Delegations aren't just about meeting politicians, there is as much to learn from meeting thinktanks whom, after all, contribute many of the ideas that politicians then adopt. And so, as a board member of a thinktank myself, I was interested to see whether Indian thinktanks operate in a similar fashion. The Centre for Policy Research, which describes itself as the premier think tank shaping policy debates since 1973.
Unlike most thinktanks I am familiar with, CPR has a faculty, headed by K C Sivaramakrishnan, former Secretary at the Ministry of Urban Development. And that, perhaps, gives you a sense of the calibre and influence of the group. Many of them have been senior bureaucrats in a country where bureaucrats carry real clout, and politicians come and go.
One of the issues we discussed was the question of internal revolt by the Naxalites, a Maoist group that I had only heard of in passing, but whose activities now extend across Bihar and Orissa, into Madhya Pradesh and across parts of the North East. In a number of areas, they have effectively replaced formal government, eliminating every trace of regular public services, all the way down to post offices.

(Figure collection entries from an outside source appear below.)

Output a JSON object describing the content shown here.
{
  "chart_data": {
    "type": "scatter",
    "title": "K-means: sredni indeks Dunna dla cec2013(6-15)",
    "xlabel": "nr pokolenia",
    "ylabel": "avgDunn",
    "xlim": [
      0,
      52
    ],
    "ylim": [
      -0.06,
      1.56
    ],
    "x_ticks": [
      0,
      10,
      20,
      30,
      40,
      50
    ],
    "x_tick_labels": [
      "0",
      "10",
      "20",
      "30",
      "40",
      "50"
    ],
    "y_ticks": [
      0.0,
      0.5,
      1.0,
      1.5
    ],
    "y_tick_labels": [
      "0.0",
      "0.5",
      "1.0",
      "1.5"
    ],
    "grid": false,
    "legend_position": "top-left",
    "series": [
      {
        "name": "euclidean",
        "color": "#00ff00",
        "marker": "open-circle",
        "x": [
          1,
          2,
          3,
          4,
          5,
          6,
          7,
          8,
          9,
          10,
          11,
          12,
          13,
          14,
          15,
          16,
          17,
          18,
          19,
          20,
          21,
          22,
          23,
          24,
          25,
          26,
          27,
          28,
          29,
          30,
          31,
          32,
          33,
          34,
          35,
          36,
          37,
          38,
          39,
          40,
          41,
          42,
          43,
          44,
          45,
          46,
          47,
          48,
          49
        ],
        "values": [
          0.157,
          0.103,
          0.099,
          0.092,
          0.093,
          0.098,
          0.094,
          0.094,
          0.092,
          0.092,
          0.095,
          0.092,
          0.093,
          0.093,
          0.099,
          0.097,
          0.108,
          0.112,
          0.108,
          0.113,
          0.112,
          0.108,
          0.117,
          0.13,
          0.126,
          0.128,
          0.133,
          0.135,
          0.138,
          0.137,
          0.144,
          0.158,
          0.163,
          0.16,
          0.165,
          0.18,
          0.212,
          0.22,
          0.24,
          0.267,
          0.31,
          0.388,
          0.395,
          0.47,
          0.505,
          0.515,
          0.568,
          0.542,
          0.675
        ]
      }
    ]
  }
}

It is perhaps no coincidence that Bihar and Orissa have, for some time, been claimed to be some of the worst governed of the Indian states, and I was intrigued by the potential link between distance from the great trading cities. Certainly, whilst Bihar was once known as being an industrial hub, Orissa has given an impression of poverty for some time.
As the first formal event, it was an excellent way to start, and set the tone for much that followed.